The Falcon went years ago and The Monarch is no longer the jewel in the crown of London's small live venues in terms of pulling power. That pull has gradually shifted east over the last decade to Hoxton Bar & Kitchen, The Old Blue Last and, now Birthdays and the Shacklewell Arms. That's the nature of London, as the demographics and property prices shift, the scenes move with them.
So whilst to me it is sad to hear of the closure of the Bull & Gate as a live music venue it doesn't represent a failure of live music at grassroots in London. If anything there seem to be more venues in London at that level than ever.
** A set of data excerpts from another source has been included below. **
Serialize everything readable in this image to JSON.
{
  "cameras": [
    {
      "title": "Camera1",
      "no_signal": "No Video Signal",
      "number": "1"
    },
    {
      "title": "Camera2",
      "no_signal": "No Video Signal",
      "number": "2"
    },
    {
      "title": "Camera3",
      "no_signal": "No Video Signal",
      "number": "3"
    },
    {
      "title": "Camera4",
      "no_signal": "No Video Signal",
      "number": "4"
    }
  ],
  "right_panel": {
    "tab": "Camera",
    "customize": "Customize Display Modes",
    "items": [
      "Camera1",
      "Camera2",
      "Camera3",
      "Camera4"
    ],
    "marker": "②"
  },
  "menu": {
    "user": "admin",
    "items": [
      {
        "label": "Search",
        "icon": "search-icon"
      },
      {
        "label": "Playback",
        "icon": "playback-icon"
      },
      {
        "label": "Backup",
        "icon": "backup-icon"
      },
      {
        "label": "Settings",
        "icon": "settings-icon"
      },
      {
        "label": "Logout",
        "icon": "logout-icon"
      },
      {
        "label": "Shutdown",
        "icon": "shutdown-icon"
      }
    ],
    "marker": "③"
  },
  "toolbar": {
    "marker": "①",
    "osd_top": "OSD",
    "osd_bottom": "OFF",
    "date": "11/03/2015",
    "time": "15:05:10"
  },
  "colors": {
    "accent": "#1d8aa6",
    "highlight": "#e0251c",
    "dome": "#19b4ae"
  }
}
What is interesting in the statement from Fandango published in Music Week is the crack at a 'storm of free gigs' in East London. As with discussions of freeness, the increasing expectation that gigs should be free is far more dangerous than where they happen. Whilst a 'Save The Bull & Gate' campaign may have emotional pull, a more useful approach would be to win the argument that bands starting out need investment and, at a basic level, paying to watch them is a necessity.